All that multiplied by four face-offs - which have earned their own name in footballing history: El Clasico - may be too much for some fans to take.
The sides from Spain's two largest and rival cities -- the capital of the nationalist-minded Catalonia region against the seat of Spanish power -- meet on Saturday in a league encounter that will kick off the series.
Just four days later they clash in the Spanish Cup final on April 20 before heading into the two Champions League semi-final legs -- at the Bernabeu stadium on April 27 and on May 3 at the Camp Nou.
Real have slipped to eight points behind the leaders and reigning champions Barca in La Liga, and the league game in the Spanish capital is a must-win for Jose Mourinho's side.
The club have already been humiliated 5-0 in the first Clasico of the season at Camp Nou on November 29 -- and on April 2 they saw their flawless home record come to an end when they lost 1-0 to Sporting Gijon.
But Barca coach Pep Guardiola is taking nothing for granted.
“I wish we could play more often against them,” he said after Barca eased past Ukraine's Shaktar Donestk in the quarter-finals on Tuesday.

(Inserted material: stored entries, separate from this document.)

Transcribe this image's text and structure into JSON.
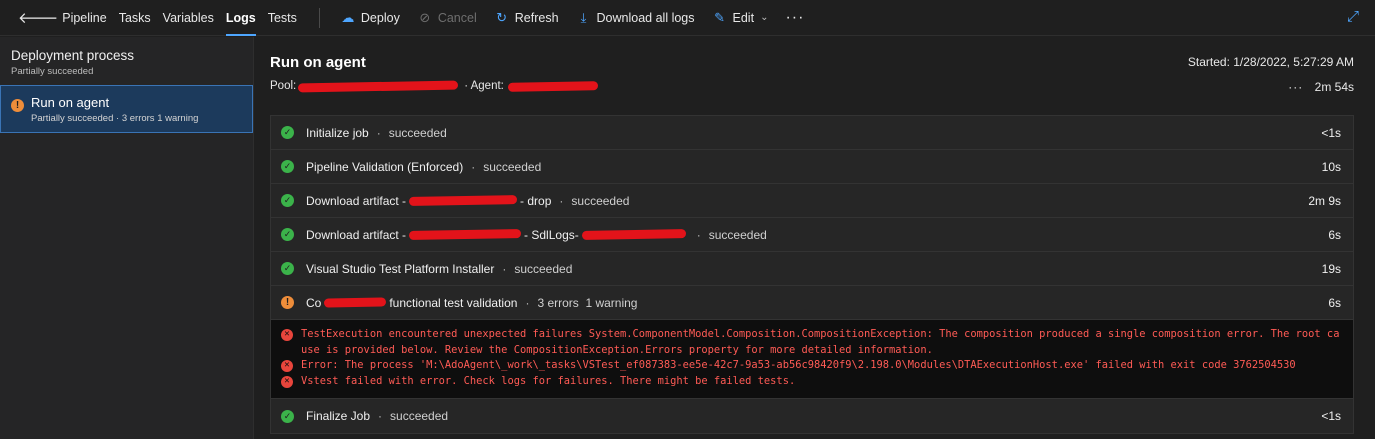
{
  "topbar": {
    "pipeline_label": "Pipeline",
    "tabs": [
      "Tasks",
      "Variables",
      "Logs",
      "Tests"
    ],
    "active_tab": "Logs",
    "deploy_label": "Deploy",
    "cancel_label": "Cancel",
    "refresh_label": "Refresh",
    "download_label": "Download all logs",
    "edit_label": "Edit",
    "more_label": "···"
  },
  "sidebar": {
    "header_title": "Deployment process",
    "header_status": "Partially succeeded",
    "item_title": "Run on agent",
    "item_status": "Partially succeeded · 3 errors 1 warning"
  },
  "main": {
    "title": "Run on agent",
    "started": "Started: 1/28/2022, 5:27:29 AM",
    "pool_label": "Pool:",
    "agent_label": "· Agent:",
    "more_label": "···",
    "duration": "2m 54s",
    "dot_sep": "·"
  },
  "steps": [
    {
      "name": "Initialize job",
      "status": "succeeded",
      "duration": "<1s"
    },
    {
      "name": "Pipeline Validation (Enforced)",
      "status": "succeeded",
      "duration": "10s"
    },
    {
      "name_prefix": "Download artifact -",
      "name_suffix": "- drop",
      "status": "succeeded",
      "duration": "2m 9s"
    },
    {
      "name_prefix": "Download artifact -",
      "name_suffix": "- SdlLogs-",
      "status": "succeeded",
      "duration": "6s"
    },
    {
      "name": "Visual Studio Test Platform Installer",
      "status": "succeeded",
      "duration": "19s"
    },
    {
      "name_prefix": "Co",
      "name_suffix": "functional test validation",
      "status": "3 errors  1 warning",
      "duration": "6s"
    },
    {
      "name": "Finalize Job",
      "status": "succeeded",
      "duration": "<1s"
    }
  ],
  "errors": [
    "TestExecution encountered unexpected failures System.ComponentModel.Composition.CompositionException: The composition produced a single composition error. The root cause is provided below. Review the CompositionException.Errors property for more detailed information.",
    "Error: The process 'M:\\AdoAgent\\_work\\_tasks\\VSTest_ef087383-ee5e-42c7-9a53-ab56c98420f9\\2.198.0\\Modules\\DTAExecutionHost.exe' failed with exit code 3762504530",
    "Vstest failed with error. Check logs for failures. There might be failed tests."
  ],
  "colors": {
    "accent": "#4ea6ff",
    "success": "#3bb34a",
    "warning": "#ee8d3a",
    "error": "#ff5b55",
    "redaction": "#e3131a"
  },
  "icons": {
    "back": "arrow-left-icon",
    "deploy": "cloud-icon",
    "cancel": "cancel-icon",
    "refresh": "refresh-icon",
    "download": "download-icon",
    "edit": "pencil-icon",
    "expand": "expand-icon"
  }
}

“Basically they are the most powerful team, the strongest, and are coming toegther at the right time. We look forward to competing against them. We take every game as an opportunity and a gift. We accept the challenge.”
The matches -- which will pit Spain's two leading scorers Cristiano Ronaldo and Leo Messi against each other -- will also determine whether Mourinho's first season at the Bernabeu will be judged a success.
“In a semi-final anything can happen. They have a great situation with the suspensions, which we don't. But we will fight,” Mourinho said on Wednesday after Real disposed of Tottenham in the quarter-finals.
“We have two matches against them before the semi-finals, so we have to look at those games first.
“We have to take each game as a separate entity. I'm not of the opinion that what happens in the first game can influence the second, third or fourth,”said the Portuguese national, bidding to become the first ever manager to win the Champions League with three different clubs,
Taking a team to their first Champions League semi-final for eight years would be a significant achievement at some clubs, but Mourinho knows only securing Madrid's tenth triumph in the competition would be enough to satisfy his demanding employers.
“I know you are judged by your results,” he said. “If you don't win titles it is easy to forget all the good work that has gone before.
“But I don't think it would be considered a good season to get to the final of the Spanish Cup and the semi-finals of the Champions League.
Real have the better pedigree having won the European Cup a record nine times while Barcelona picked up the trophy in 1992, 2006 and 2009.
Barcelona defender Gerard Pique said it would be very difficult to repeat the thrashing of Real in the last clasico clash.
“Each Barca-Madrid match is different, that was an exaggeration,” he said.
“Historically, 'clasico' matches are very difficult. We will win but we know from a place of humility that it will be very complicated,” he told the sports daily Mundo Deportivo published Thursday.
Regarding the Spanish Cup final, Pique said “anything can happen”.
“We will try to be as concentrated as possible, we will study Real and look at all of their virtues and defects to try to be a little bit better than they are and try to have a bit more of a chance to win,” he said.